A taxa de desocupação no Brasil caiu para 6,4% no terceiro trimestre de 2024, conforme dados divulgados pela Pesquisa Nacional por Amostra de Domicílios (PNAD) Contínua, do IBGE, nesta sexta-feira (22/11/2024). Este é o menor índice para um terceiro trimestre desde o início da série histórica, em 2012, e representa uma redução de 0,5 ponto percentual em relação ao trimestre anterior (6,9%) e de 1,3 ponto percentual na comparação com o mesmo período de 2023 (7,7%).
De acordo com William Kratochwill, analista do IBGE, a redução reflete o ciclo de contratações do segundo semestre, especialmente no setor industrial, que registrou acréscimo de mais de 400 mil postos de trabalho no período. A recuperação foi observada em sete das 27 unidades da Federação, enquanto as demais não apresentaram variações estatisticamente significativas. As maiores taxas de desocupação foram verificadas em Pernambuco (10,5%), Bahia (9,7%) e Distrito Federal (8,8%), enquanto Rondônia (2,1%), Mato Grosso (2,3%) e Santa Catarina (2,8%) registraram os menores índices.
O levantamento apontou redução acima de 10% em todas as faixas de tempo de procura por trabalho. O número de pessoas buscando emprego há dois anos ou mais caiu para 1,5 milhão, o menor nível para um terceiro trimestre em uma década. Segundo Kratochwill, este fenômeno reflete o impacto direto do aquecimento econômico na redução do tempo médio de busca por ocupação.

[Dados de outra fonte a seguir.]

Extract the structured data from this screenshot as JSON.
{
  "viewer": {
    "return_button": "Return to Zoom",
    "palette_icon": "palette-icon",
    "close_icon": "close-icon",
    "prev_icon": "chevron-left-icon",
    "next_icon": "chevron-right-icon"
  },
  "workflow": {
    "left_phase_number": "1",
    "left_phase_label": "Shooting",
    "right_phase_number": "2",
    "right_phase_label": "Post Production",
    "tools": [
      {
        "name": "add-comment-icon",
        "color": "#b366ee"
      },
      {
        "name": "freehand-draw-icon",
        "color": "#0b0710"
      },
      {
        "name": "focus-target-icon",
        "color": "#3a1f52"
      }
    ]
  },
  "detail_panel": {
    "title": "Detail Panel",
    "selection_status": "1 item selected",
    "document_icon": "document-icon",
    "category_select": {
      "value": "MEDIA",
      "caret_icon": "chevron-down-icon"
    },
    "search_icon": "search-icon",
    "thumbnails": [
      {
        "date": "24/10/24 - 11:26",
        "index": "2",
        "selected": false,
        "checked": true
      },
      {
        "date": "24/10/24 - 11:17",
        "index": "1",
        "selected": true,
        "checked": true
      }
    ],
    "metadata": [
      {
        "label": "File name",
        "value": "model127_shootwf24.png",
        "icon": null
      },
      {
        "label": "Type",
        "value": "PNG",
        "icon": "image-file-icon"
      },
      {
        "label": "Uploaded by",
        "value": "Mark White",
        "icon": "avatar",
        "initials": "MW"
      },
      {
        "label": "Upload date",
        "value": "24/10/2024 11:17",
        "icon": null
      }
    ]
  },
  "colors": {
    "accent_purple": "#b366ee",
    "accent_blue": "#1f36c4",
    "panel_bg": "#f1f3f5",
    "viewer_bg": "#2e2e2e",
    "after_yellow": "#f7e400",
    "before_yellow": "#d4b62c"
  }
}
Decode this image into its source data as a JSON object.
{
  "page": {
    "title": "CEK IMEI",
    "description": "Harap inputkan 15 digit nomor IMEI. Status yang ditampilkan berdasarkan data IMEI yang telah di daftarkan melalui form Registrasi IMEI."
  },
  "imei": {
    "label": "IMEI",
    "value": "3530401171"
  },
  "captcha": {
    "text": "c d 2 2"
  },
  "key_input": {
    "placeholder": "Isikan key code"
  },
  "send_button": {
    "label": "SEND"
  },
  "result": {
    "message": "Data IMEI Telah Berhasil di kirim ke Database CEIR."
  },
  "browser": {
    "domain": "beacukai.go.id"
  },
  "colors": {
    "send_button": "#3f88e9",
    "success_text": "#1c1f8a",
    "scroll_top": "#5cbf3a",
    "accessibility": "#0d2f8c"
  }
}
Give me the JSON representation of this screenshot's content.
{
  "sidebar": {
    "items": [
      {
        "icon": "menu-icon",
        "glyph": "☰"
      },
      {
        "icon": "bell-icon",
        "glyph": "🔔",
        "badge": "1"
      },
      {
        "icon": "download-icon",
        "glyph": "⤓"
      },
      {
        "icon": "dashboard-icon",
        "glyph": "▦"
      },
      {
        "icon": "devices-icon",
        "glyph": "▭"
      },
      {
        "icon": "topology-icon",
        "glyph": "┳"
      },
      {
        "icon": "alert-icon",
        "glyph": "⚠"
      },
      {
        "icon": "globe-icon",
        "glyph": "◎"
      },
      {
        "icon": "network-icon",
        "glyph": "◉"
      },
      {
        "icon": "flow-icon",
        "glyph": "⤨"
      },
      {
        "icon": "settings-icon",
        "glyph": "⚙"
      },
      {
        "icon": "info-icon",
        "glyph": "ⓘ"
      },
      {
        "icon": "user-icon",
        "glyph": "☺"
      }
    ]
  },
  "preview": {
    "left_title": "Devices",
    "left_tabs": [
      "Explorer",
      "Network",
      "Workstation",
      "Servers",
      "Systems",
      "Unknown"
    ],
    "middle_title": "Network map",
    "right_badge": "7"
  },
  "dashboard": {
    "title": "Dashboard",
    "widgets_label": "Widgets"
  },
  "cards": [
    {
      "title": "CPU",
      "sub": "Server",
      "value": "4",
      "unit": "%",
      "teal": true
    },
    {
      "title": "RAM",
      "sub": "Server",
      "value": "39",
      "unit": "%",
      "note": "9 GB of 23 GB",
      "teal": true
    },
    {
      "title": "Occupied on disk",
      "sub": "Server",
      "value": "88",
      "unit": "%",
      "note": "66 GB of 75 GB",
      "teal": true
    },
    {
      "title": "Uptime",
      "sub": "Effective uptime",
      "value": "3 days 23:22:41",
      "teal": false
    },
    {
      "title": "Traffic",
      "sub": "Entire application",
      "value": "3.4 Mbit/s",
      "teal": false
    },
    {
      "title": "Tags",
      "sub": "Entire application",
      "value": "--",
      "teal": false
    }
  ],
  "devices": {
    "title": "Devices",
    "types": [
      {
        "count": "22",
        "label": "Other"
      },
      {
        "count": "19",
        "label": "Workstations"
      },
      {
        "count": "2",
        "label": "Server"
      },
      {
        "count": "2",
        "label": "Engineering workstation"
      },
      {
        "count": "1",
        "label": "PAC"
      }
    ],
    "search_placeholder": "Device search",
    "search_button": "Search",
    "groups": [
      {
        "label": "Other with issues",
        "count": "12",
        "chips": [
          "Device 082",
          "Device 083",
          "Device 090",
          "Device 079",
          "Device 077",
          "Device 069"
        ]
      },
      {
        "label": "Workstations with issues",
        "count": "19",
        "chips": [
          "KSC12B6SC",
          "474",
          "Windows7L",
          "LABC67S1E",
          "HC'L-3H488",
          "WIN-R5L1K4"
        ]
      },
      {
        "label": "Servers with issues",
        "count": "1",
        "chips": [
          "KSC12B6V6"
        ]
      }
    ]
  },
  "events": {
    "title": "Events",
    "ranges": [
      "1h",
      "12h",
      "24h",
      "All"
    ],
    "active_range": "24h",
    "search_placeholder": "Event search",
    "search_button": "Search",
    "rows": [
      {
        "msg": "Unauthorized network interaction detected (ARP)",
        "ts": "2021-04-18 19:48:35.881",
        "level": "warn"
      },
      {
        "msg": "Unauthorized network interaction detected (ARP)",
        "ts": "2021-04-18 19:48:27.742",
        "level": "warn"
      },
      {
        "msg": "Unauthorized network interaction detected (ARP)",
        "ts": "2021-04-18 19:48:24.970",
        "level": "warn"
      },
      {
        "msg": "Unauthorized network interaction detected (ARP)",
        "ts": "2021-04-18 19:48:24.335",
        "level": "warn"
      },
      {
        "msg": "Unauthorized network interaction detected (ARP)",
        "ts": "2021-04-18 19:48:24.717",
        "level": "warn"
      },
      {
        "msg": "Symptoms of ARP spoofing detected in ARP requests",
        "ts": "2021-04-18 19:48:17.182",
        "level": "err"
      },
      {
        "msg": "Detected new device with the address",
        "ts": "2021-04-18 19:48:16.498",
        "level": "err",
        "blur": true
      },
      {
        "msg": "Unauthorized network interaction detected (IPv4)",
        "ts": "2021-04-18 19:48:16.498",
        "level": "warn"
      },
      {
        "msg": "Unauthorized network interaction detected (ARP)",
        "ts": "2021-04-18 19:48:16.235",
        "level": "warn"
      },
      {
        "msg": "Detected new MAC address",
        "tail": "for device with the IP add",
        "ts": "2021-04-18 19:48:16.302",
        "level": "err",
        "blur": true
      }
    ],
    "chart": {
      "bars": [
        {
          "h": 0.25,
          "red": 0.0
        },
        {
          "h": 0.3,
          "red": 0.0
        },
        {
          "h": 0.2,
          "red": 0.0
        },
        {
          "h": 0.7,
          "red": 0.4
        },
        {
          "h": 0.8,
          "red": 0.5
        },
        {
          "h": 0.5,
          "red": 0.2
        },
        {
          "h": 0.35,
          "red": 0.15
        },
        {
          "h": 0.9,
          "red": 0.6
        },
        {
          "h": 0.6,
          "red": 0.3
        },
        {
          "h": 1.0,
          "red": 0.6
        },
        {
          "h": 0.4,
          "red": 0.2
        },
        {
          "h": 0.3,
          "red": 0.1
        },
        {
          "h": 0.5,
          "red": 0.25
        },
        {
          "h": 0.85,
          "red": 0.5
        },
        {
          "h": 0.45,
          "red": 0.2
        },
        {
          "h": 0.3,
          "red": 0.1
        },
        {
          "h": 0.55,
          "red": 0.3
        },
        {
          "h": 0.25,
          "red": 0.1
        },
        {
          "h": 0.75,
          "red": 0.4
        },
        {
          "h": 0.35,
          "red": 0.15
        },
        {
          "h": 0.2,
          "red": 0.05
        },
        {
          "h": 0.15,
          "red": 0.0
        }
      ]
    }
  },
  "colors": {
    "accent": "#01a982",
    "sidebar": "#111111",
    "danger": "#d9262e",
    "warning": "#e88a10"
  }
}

Em termos de rendimento, houve estabilidade no rendimento médio real em relação ao segundo trimestre de 2024, mas crescimento nas regiões Nordeste (R$ 2.216), Sudeste (R$ 3.656) e Sul (R$ 3.577) na comparação com o terceiro trimestre de 2023. A massa de rendimento médio real do trabalho chegou a R$ 327,7 milhões, um aumento em relação ao ano anterior (R$ 305,8 milhões).
Quanto à segmentação por gênero, a taxa de desocupação foi de 5,3% para os homens e 7,7% para as mulheres. Por raça ou cor, os índices foram de 5,0% para brancos, 7,6% para pretos e 7,3% para pardos. A análise por nível de instrução evidenciou maior desocupação entre pessoas com ensino médio incompleto (10,8%), enquanto aqueles com nível superior completo apresentaram o menor índice (3,2%).
No setor formal, 73,1% dos empregados tinham carteira assinada, com Santa Catarina (87,3%) e Piauí (49,2%) marcando os extremos. A taxa de informalidade, calculada considerando empregados sem registro formal, foi de 38,8%, com Pará (56,9%) e Santa Catarina (26,8%) apresentando as maiores e menores proporções, respectivamente.
A pesquisa destaca a relevância do cenário econômico favorável para a geração de empregos e melhoria da qualidade do trabalho, mas ressalta que as disparidades regionais e os desafios ligados à informalidade ainda persistem como questões estruturais.